Random Computer Snippets¶
|Author:||Brant C. Faircloth|
|Copyright:||This documentation is available under a Creative Commons (CC-BY) license.|
All of the following assume that you are using the Z shell (zsh). These may or may not work in BASH.
Subsample reads for R1 and R2 using seqtk¶
READS=2000000 for dir in /path/to/your/clearn/data/dir/from/illumiprocesser/*; do RAND=$RANDOM; echo $RAND; for file in $dir/split-adapter-quality-trimmed/*-READ[1-2]*; do echo $file; seqtk sample -s $RAND $file $READS | gzip > $file:t:r:r.SUBSAMPLE.fastq.gz done; done
Download data for multiple files from NCBI SRA¶
First, create a list of SRRs in a file, sra-records.txt, that looks something like:
SRR453553 SRR453556 SRR453559 SRR453277 SRR453409 SRR453550 SRR452995 SRR453269 SRR453270 SRR453274 SRR453263
Be sure to use fasterq-dump, it’s actually fast.

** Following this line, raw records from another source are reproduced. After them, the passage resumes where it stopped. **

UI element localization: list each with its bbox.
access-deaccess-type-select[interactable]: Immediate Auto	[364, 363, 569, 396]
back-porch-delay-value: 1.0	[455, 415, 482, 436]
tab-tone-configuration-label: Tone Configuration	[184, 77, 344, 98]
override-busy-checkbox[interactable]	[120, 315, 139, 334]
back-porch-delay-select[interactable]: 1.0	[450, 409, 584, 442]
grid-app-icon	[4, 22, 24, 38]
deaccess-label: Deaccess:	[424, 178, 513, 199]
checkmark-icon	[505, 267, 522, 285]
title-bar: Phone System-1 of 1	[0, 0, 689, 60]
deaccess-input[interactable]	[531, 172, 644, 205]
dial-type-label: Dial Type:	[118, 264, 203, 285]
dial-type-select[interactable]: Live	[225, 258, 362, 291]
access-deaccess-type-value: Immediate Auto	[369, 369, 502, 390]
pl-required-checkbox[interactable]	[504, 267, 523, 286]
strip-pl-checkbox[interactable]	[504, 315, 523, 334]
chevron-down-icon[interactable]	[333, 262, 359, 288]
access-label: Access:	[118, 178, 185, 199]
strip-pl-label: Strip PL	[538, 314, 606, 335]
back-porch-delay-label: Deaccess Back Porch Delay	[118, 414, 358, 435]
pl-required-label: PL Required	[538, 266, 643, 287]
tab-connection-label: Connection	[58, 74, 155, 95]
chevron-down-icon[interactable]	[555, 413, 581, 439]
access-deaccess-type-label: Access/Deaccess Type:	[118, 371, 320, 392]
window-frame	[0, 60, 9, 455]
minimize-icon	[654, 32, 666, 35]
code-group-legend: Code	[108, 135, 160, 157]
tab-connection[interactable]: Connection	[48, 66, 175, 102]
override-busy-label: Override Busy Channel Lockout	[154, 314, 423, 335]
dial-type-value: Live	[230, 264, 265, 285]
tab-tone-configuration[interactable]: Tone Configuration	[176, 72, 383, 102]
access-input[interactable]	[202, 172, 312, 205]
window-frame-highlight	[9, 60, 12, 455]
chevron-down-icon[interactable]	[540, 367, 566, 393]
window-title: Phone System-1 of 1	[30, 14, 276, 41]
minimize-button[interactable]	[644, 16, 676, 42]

It will use 6 threads by default:
for record in `cat sra-records.txt`; do echo $record; fastq-dump $record; done
Zip or unzip many files in parallel¶
Make sure you have GNU Parallel installed. Then:
# to GZIP files # navigate to the directory containing the files cd /my/dir/with/files parallel gzip ::: * # to GUNZIP files # navigate to the directory containing the files cd /my/dir/with/files parallel gunzip ::: *
The same can be applied to many tar.gz files in a directory by replacing gzip or gunzip with tar -cf or tar -zf or tar -jf.